Veritas Refreshes Application Management


Veritas Software has finished the first major overhaul
to the application performance management (APM) software the outfit
purchased when it acquired Precise Software Solutions in 2003.


Geared to bolster the company’s utility computing effort, i3 7.0 helps IT administrators to compare performance and availability characteristics of large applications over clusters, making sure the proper service level agreements are addressed.


APM makes complex applications management easier, cutting through
availability and performance issues before they impact users and the
business. i3 (made of Insight, Indepth, Inform components) competes on different levels with products from Mercury Interactive, Quest Software and Wily Technology.

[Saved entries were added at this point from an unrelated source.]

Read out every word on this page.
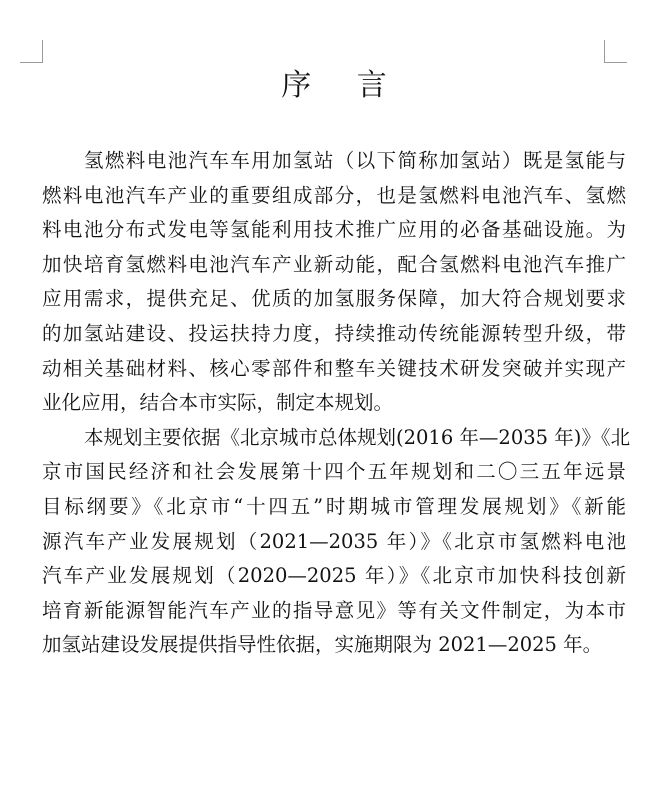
序 言
氢燃料电池汽车车用加氢站（以下简称加氢站）既是氢能与
燃料电池汽车产业的重要组成部分，也是氢燃料电池汽车、氢燃
料电池分布式发电等氢能利用技术推广应用的必备基础设施。为
加快培育氢燃料电池汽车产业新动能，配合氢燃料电池汽车推广
应用需求，提供充足、优质的加氢服务保障，加大符合规划要求
的加氢站建设、投运扶持力度，持续推动传统能源转型升级，带
动相关基础材料、核心零部件和整车关键技术研发突破并实现产
业化应用，结合本市实际，制定本规划。
本规划主要依据《北京城市总体规划(2016 年—2035 年)》《北
京市国民经济和社会发展第十四个五年规划和二〇三五年远景
目标纲要》《北京市“十四五”时期城市管理发展规划》《新能
源汽车产业发展规划（2021—2035 年）》《北京市氢燃料电池
汽车产业发展规划（2020—2025 年）》《北京市加快科技创新
培育新能源智能汽车产业的指导意见》等有关文件制定，为本市
加氢站建设发展提供指导性依据，实施期限为 2021—2025 年。
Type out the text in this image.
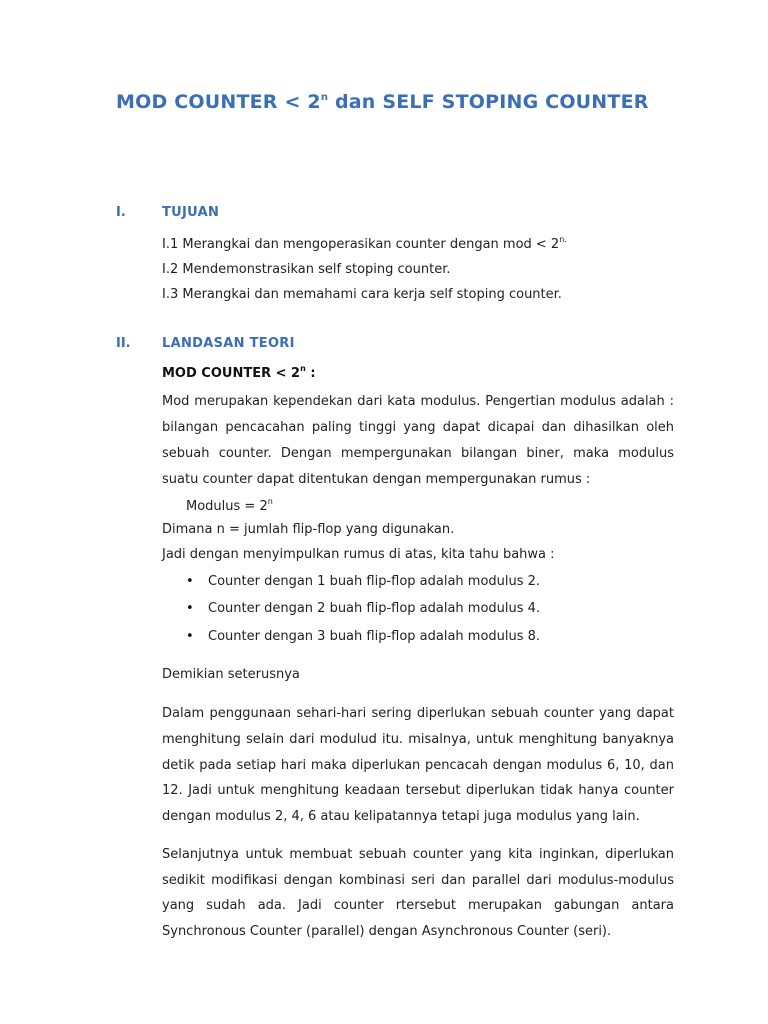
MOD COUNTER < $2^n$ dan SELF STOPING COUNTER
I.	TUJUAN
I.1 Merangkai dan mengoperasikan counter dengan mod < $2^{n.}$
I.2 Mendemonstrasikan self stoping counter.
I.3 Merangkai dan memahami cara kerja self stoping counter.
II. LANDASAN TEORI
MOD COUNTER < $2^n$ :
Mod merupakan kependekan dari kata modulus. Pengertian modulus adalah :
bilangan pencacahan paling tinggi yang dapat dicapai dan dihasilkan oleh
sebuah counter. Dengan mempergunakan bilangan biner, maka modulus
suatu counter dapat ditentukan dengan mempergunakan rumus :
Modulus = $2^n$
Dimana n = jumlah flip-flop yang digunakan.
Jadi dengan menyimpulkan rumus di atas, kita tahu bahwa :
• Counter dengan 1 buah flip-flop adalah modulus 2.
• Counter dengan 2 buah flip-flop adalah modulus 4.
• Counter dengan 3 buah flip-flop adalah modulus 8.
Demikian seterusnya
Dalam penggunaan sehari-hari sering diperlukan sebuah counter yang dapat
menghitung selain dari modulud itu. misalnya, untuk menghitung banyaknya
detik pada setiap hari maka diperlukan pencacah dengan modulus 6, 10, dan
12. Jadi untuk menghitung keadaan tersebut diperlukan tidak hanya counter
dengan modulus 2, 4, 6 atau kelipatannya tetapi juga modulus yang lain.
Selanjutnya untuk membuat sebuah counter yang kita inginkan, diperlukan
sedikit modifikasi dengan kombinasi seri dan parallel dari modulus-modulus
yang sudah ada. Jadi counter rtersebut merupakan gabungan antara
Synchronous Counter (parallel) dengan Asynchronous Counter (seri).
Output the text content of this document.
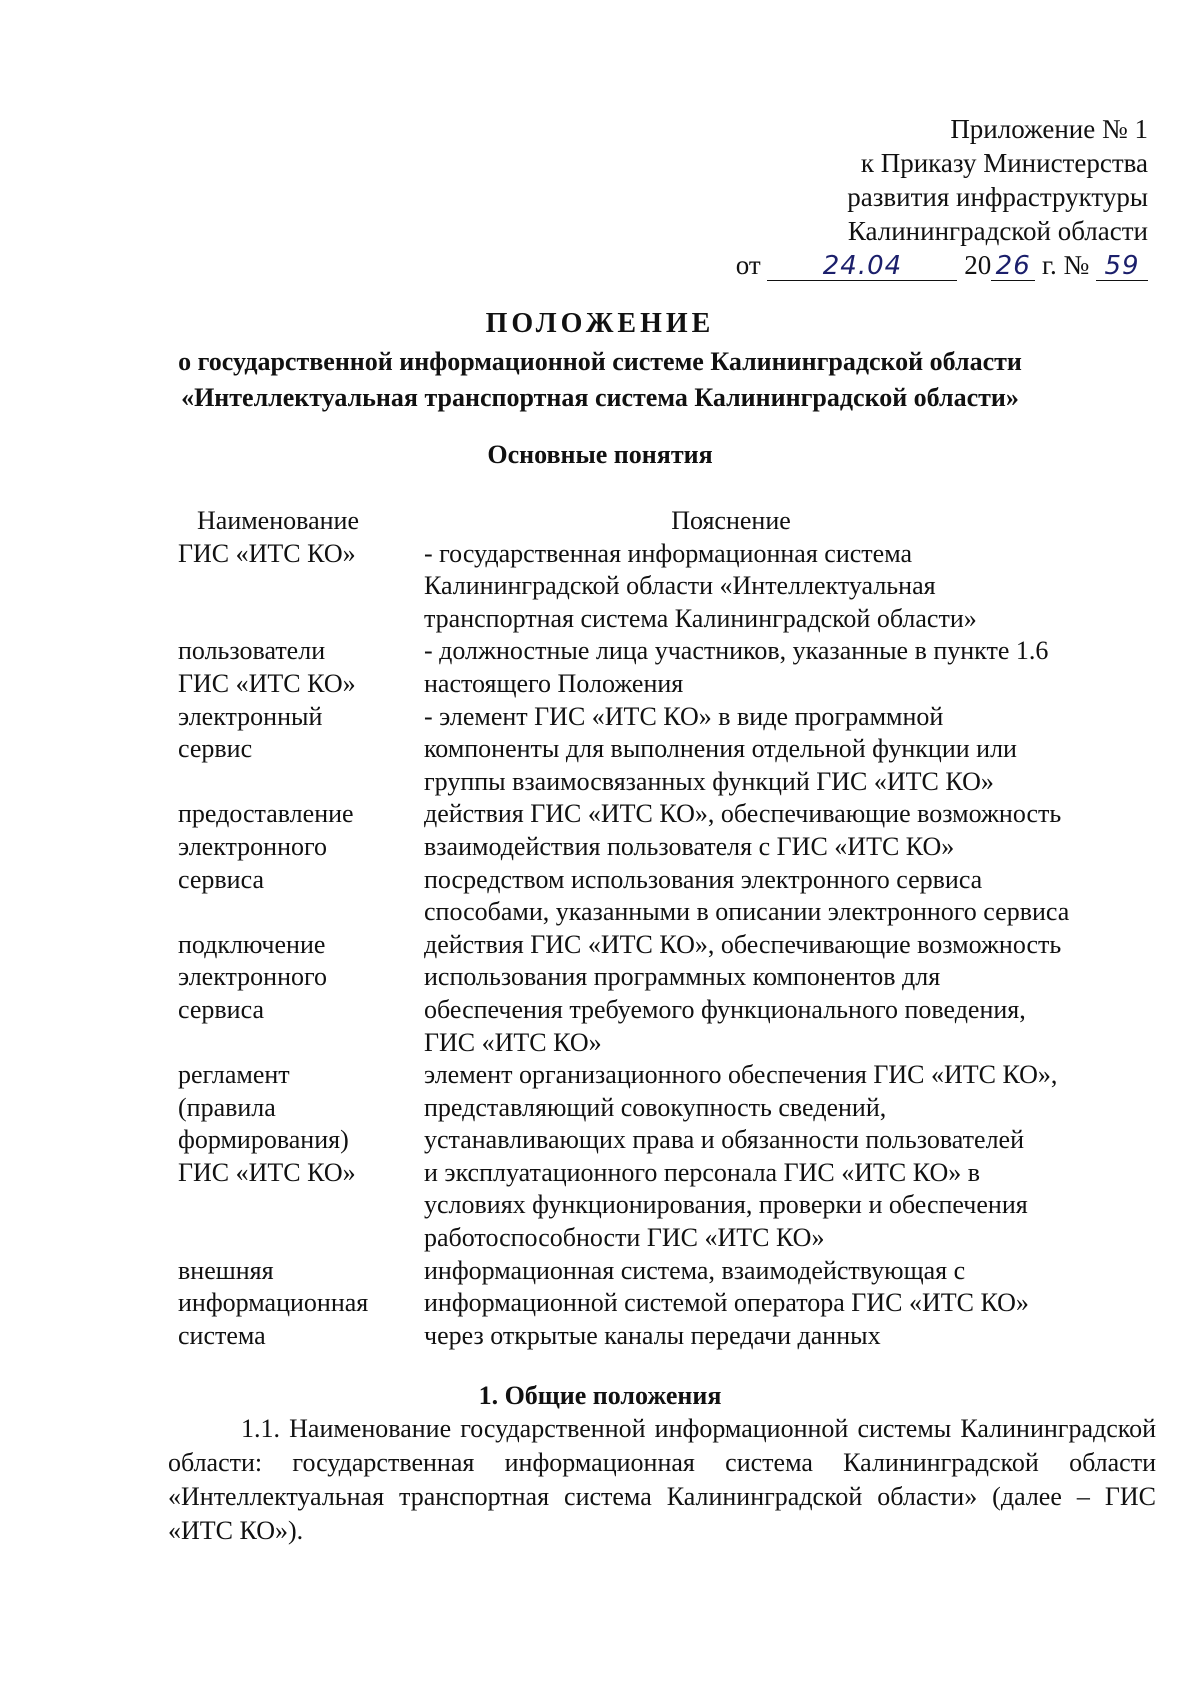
Приложение № 1
к Приказу Министерства
развития инфраструктуры
Калининградской области
от 24.04 20 26 г. № 59
ПОЛОЖЕНИЕ
о государственной информационной системе Калининградской области
«Интеллектуальная транспортная система Калининградской области»
Основные понятия
Наименование	Пояснение
ГИС «ИТС КО»	- государственная информационная система
Калининградской области «Интеллектуальная
транспортная система Калининградской области»
пользователи
ГИС «ИТС КО»
- должностные лица участников, указанные в пункте 1.6
настоящего Положения
электронный
сервис
- элемент ГИС «ИТС КО» в виде программной
компоненты для выполнения отдельной функции или
группы взаимосвязанных функций ГИС «ИТС КО»
предоставление
электронного
сервиса
действия ГИС «ИТС КО», обеспечивающие возможность
взаимодействия пользователя с ГИС «ИТС КО»
посредством использования электронного сервиса
способами, указанными в описании электронного сервиса
подключение
электронного
сервиса
действия ГИС «ИТС КО», обеспечивающие возможность
использования программных компонентов для
обеспечения требуемого функционального поведения,
ГИС «ИТС КО»
регламент
(правила
формирования)
ГИС «ИТС КО»
элемент организационного обеспечения ГИС «ИТС КО»,
представляющий совокупность сведений,
устанавливающих права и обязанности пользователей
и эксплуатационного персонала ГИС «ИТС КО» в
условиях функционирования, проверки и обеспечения
работоспособности ГИС «ИТС КО»
внешняя
информационная
система
информационная система, взаимодействующая с
информационной системой оператора ГИС «ИТС КО»
через открытые каналы передачи данных
1. Общие положения
1.1. Наименование государственной информационной системы Калининградской области: государственная информационная система Калининградской области «Интеллектуальная транспортная система Калининградской области» (далее – ГИС «ИТС КО»).
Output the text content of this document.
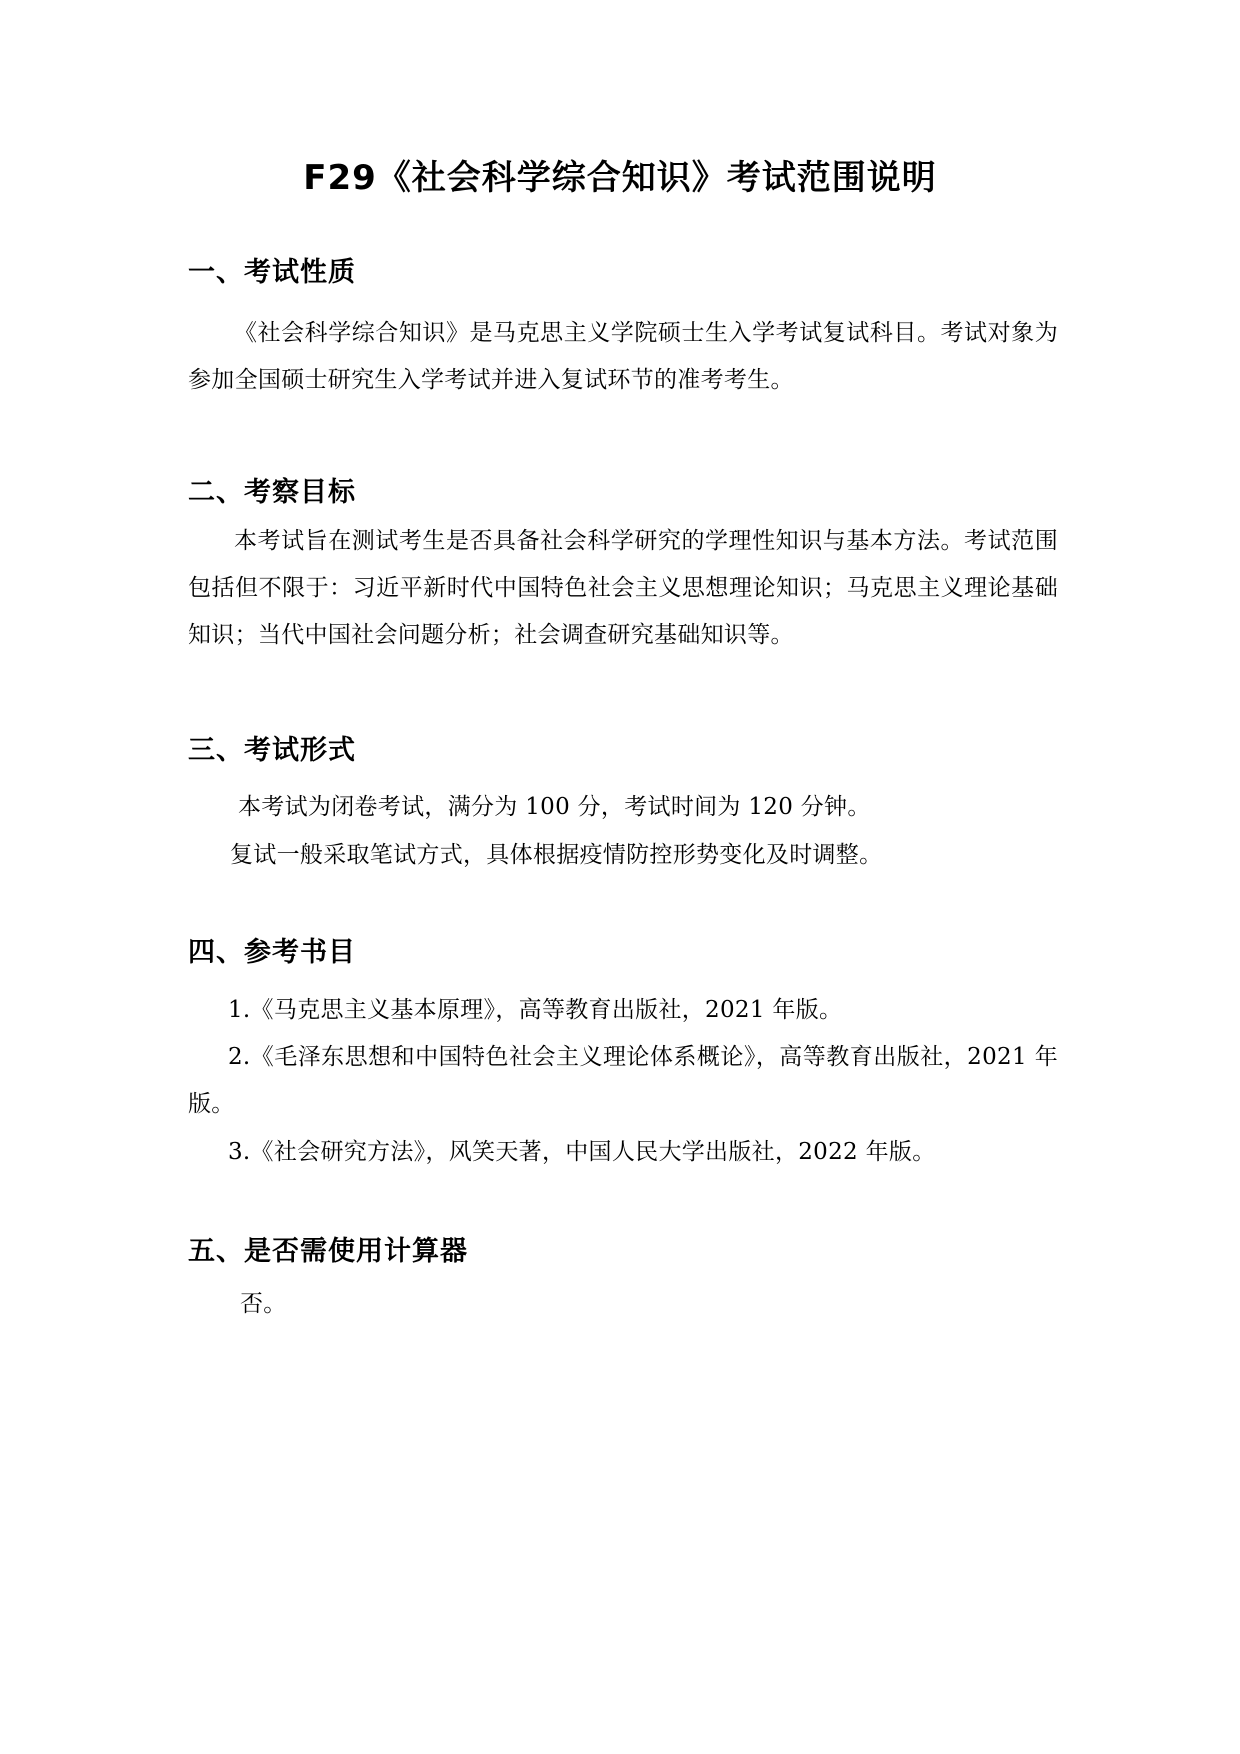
F29《社会科学综合知识》考试范围说明
一、考试性质
《社会科学综合知识》是马克思主义学院硕士生入学考试复试科目。考试对象为参加全国硕士研究生入学考试并进入复试环节的准考考生。
二、考察目标
本考试旨在测试考生是否具备社会科学研究的学理性知识与基本方法。考试范围包括但不限于：习近平新时代中国特色社会主义思想理论知识；马克思主义理论基础知识；当代中国社会问题分析；社会调查研究基础知识等。
三、考试形式
本考试为闭卷考试，满分为 100 分，考试时间为 120 分钟。
复试一般采取笔试方式，具体根据疫情防控形势变化及时调整。
四、参考书目
1.《马克思主义基本原理》，高等教育出版社，2021 年版。
2.《毛泽东思想和中国特色社会主义理论体系概论》，高等教育出版社，2021 年版。
3.《社会研究方法》，风笑天著，中国人民大学出版社，2022 年版。
五、是否需使用计算器
否。
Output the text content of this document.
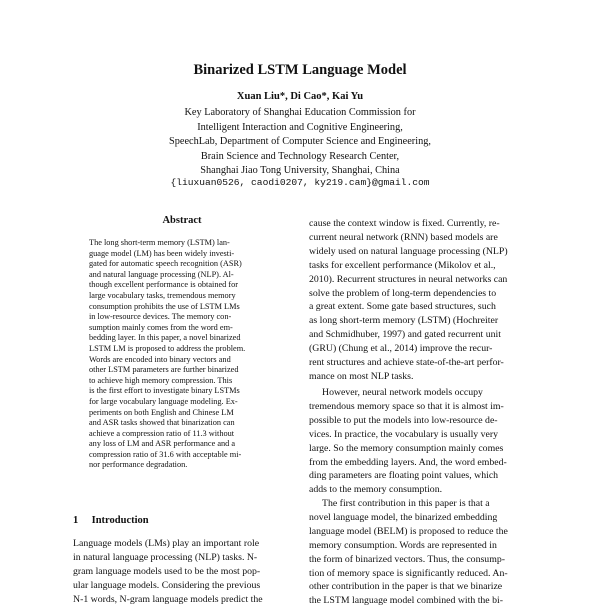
Binarized LSTM Language Model
Xuan Liu*, Di Cao*, Kai Yu
Key Laboratory of Shanghai Education Commission for
Intelligent Interaction and Cognitive Engineering,
SpeechLab, Department of Computer Science and Engineering,
Brain Science and Technology Research Center,
Shanghai Jiao Tong University, Shanghai, China
{liuxuan0526, caodi0207, ky219.cam}@gmail.com
Abstract
The long short-term memory (LSTM) lan-
guage model (LM) has been widely investi-
gated for automatic speech recognition (ASR)
and natural language processing (NLP). Al-
though excellent performance is obtained for
large vocabulary tasks, tremendous memory
consumption prohibits the use of LSTM LMs
in low-resource devices. The memory con-
sumption mainly comes from the word em-
bedding layer. In this paper, a novel binarized
LSTM LM is proposed to address the problem.
Words are encoded into binary vectors and
other LSTM parameters are further binarized
to achieve high memory compression. This
is the first effort to investigate binary LSTMs
for large vocabulary language modeling. Ex-
periments on both English and Chinese LM
and ASR tasks showed that binarization can
achieve a compression ratio of 11.3 without
any loss of LM and ASR performance and a
compression ratio of 31.6 with acceptable mi-
nor performance degradation.
1 Introduction
Language models (LMs) play an important role
in natural language processing (NLP) tasks. N-
gram language models used to be the most pop-
ular language models. Considering the previous
N-1 words, N-gram language models predict the
cause the context window is fixed. Currently, re-
current neural network (RNN) based models are
widely used on natural language processing (NLP)
tasks for excellent performance (Mikolov et al.,
2010). Recurrent structures in neural networks can
solve the problem of long-term dependencies to
a great extent. Some gate based structures, such
as long short-term memory (LSTM) (Hochreiter
and Schmidhuber, 1997) and gated recurrent unit
(GRU) (Chung et al., 2014) improve the recur-
rent structures and achieve state-of-the-art perfor-
mance on most NLP tasks.
However, neural network models occupy
tremendous memory space so that it is almost im-
possible to put the models into low-resource de-
vices. In practice, the vocabulary is usually very
large. So the memory consumption mainly comes
from the embedding layers. And, the word embed-
ding parameters are floating point values, which
adds to the memory consumption.
The first contribution in this paper is that a
novel language model, the binarized embedding
language model (BELM) is proposed to reduce the
memory consumption. Words are represented in
the form of binarized vectors. Thus, the consump-
tion of memory space is significantly reduced. An-
other contribution in the paper is that we binarize
the LSTM language model combined with the bi-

But while APM has been a painful enterprise in the past, requiring engineers
to use several vendor management tools to manage applications in disparate IT
environments, i3 7.0 adds key application availability management to the
product where it didn’t exist before.


Tom Mulvehill, an i3 product line manager who joined Veritas via Precise,
said new features in i3 7.0 help administrators thwart application problems
by scheduling synthetic transactions that gauge application availability and
response times to keep systems up 24-7.


Rather than waiting for a network glitch or outage to crash the network,
Muvehill told internetnews.com the software lets administrators
proactively manage the entire hardware and software stacks, from storage and
servers to operating systems and applications.


Other new features include SmartLink Correlation Engine, which uses physical
tags to automate the tracing of real transactions across application tiers
and tracking of service levels, users, and locations for each transaction, and
Expert Tuning Advice, which automatically ranks application performance
tuning opportunities.


As part of Veritas’ strategy to make its various software products work with
each other, i3 7.0 has been more tightly wound with Cluster Server and
Storage Foundation software, letting users collect info from clusters and
files to identify the root cause of service degradation issues.


Such functionality is a hallmark of the Mountain View, Calif., company’s
sweeping utility computing strategy, which proposes simplified data center
management for customers by automating computing systems and charging
customers on a metered, or utility pricing basis.


Like IBM , HP , Sun Microsystems and others, Veritas has been busy developing that strategy over
the last two years, building or buying components to enable a fluid
on-demand operating environment where customers procure computing resources
“by the drink.”


In that mold, Mulvehill said Veritas has dispatched i3’s complex pricing
model, where customers sometimes paid for more than they were actually
using. i3 7.0 will be offered as pre-defined bundles with a new CPU-based
pricing model to let customers strictly pay for what they need. i3 goes on
sale next month, with pricing for a 4 CPU environment starting at $9,200.